Гостиница «Черный вепрь» находилась на главной улице Биберсбаха. На самом деле в этом городке была всего одна улица, от которой вверх к большим и маленьким домам, вплоть до самых виноградников, ответвлялись брусчатые дорожки. Прошло не меньше двадцати лет с тех пор, как Хартунг был здесь последний раз, но казалось, что за это время ничего не поменялось. В его комнате, выходящей на задний двор, стоял тот же сладковато-пыльный запах, что и раньше, матрас так же громко скрипел, клетчатые занавески, может быть, и пожелтели со временем, зато красные пластмассовые герани ничуть не потеряли своего меланхолического великолепия.
В этой комнате он сидел, когда все потерял. Жену, которая теперь жила на вилле с гаражом на две машины у самого виноградника. Дочь, которая, похоже, почти не скучала по нему. Он все еще хорошо помнил свои чувства в то время. Возможно, приехать сюда не такая уж хорошая идея, подумал Хартунг. Он снова мог все потерять. Жизнь — словно дрянная карусель: покрутит в воздухе пару крутое и остановится — и так каждый раз, на одном и том же месте.

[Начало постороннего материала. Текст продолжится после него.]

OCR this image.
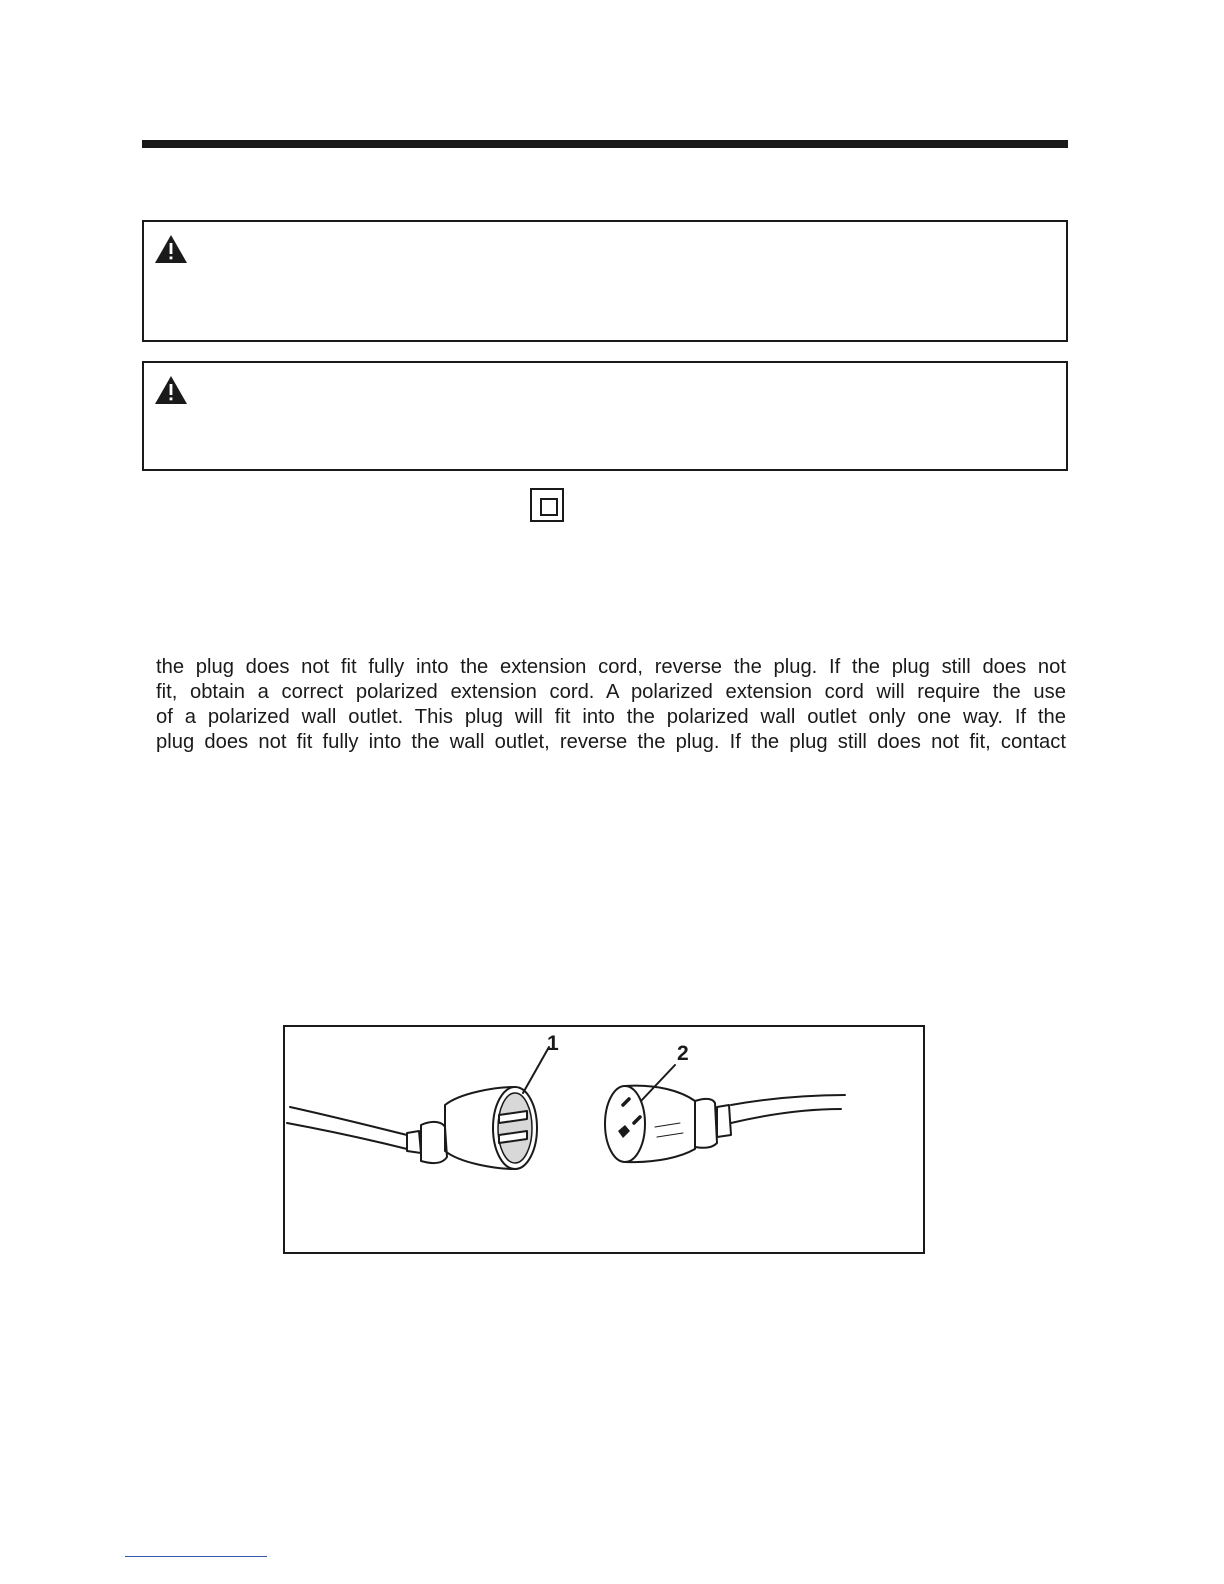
the plug does not fit fully into the extension cord, reverse the plug. If the plug still does not
fit, obtain a correct polarized extension cord. A polarized extension cord will require the use
of a polarized wall outlet. This plug will fit into the polarized wall outlet only one way. If the
plug does not fit fully into the wall outlet, reverse the plug. If the plug still does not fit, contact

1	2
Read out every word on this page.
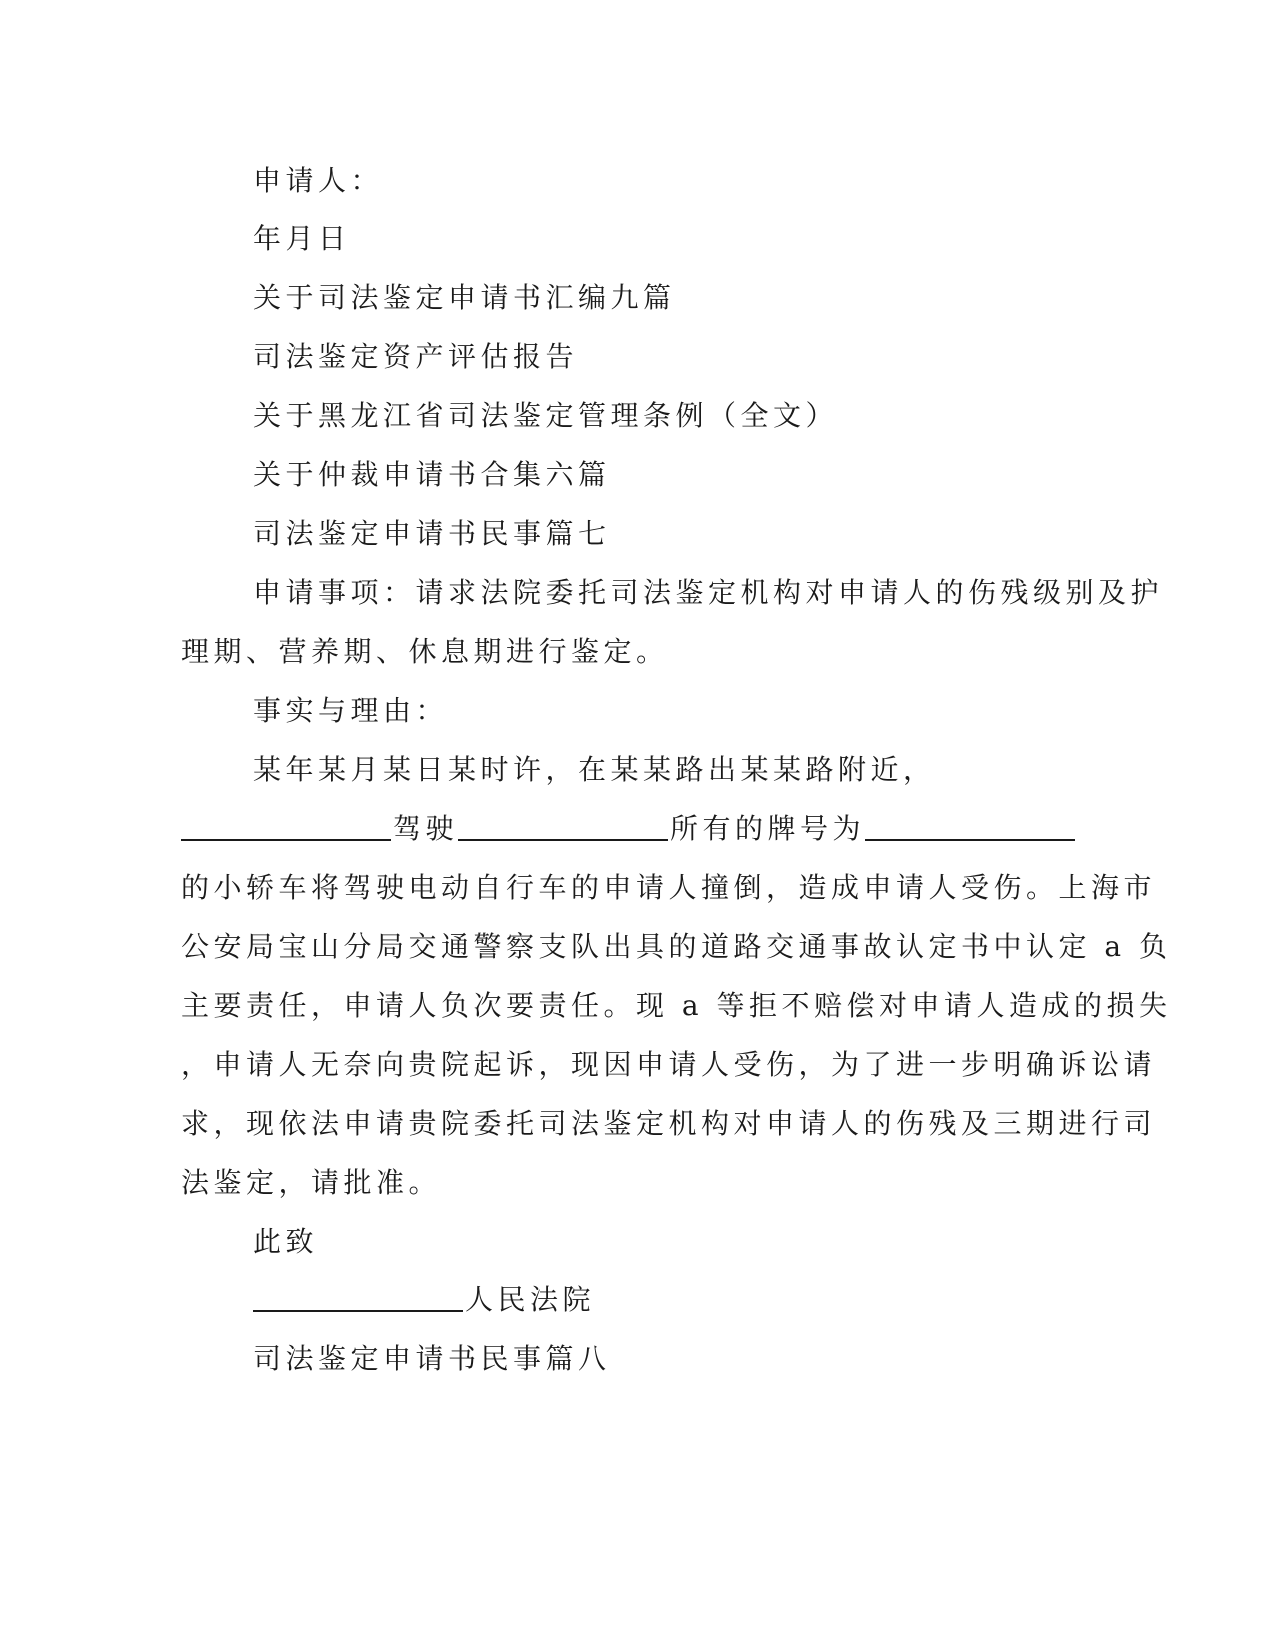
申请人：
年月日
关于司法鉴定申请书汇编九篇
司法鉴定资产评估报告
关于黑龙江省司法鉴定管理条例（全文）
关于仲裁申请书合集六篇
司法鉴定申请书民事篇七
申请事项：请求法院委托司法鉴定机构对申请人的伤残级别及护
理期、营养期、休息期进行鉴定。
事实与理由：
某年某月某日某时许，在某某路出某某路附近，
驾驶	所有的牌号为
的小轿车将驾驶电动自行车的申请人撞倒，造成申请人受伤。上海市
公安局宝山分局交通警察支队出具的道路交通事故认定书中认定 a 负
主要责任，申请人负次要责任。现 a 等拒不赔偿对申请人造成的损失
，申请人无奈向贵院起诉，现因申请人受伤，为了进一步明确诉讼请
求，现依法申请贵院委托司法鉴定机构对申请人的伤残及三期进行司
法鉴定，请批准。
此致
人民法院
司法鉴定申请书民事篇八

Он хотел поговорить с Натали прежде, чем все рухнет. А в том, что все рухнет, Хартунг почти не сомневался. Главным образом потому, что сам не хотел продолжать. Так нельзя, он больше не мог рассказывать эту историю. Паула абсолютно права: ложь отравляет все и всех, кто с ней соприкасается. Теперь поможет только правда, правда — единственное противоядие. Пусть даже оно не подействует на Паулу. Ах, Паула, когда он думал о ней, сердце сжималось и жизненные силы будто покидали его.
Было еще рано, но Хартунг так устал с дороги, что решил лечь спать. Он планировал выспаться и, может быть, прогуляться на следующий день. Вечером ему предстояло поужинать с семьей Натали. Ее мужа, Себастиана, он видел последний раз на их свадьбе двенадцать лет назад. Себастиан был программистом, как и Натали, они познакомились во время учебы. Кстати, для Хартунга было загадкой, с чего это Натали вдруг решила изучать информационные технологии.
В детстве она хотела посвятить себя музыке или танцам, и Хартунгу казалось, что эти занятия ей очень подходят. Натали всегда была очень артистична, Хартунг вспоминал ее выступление в роли тыквы в театральном кружке начальной школы.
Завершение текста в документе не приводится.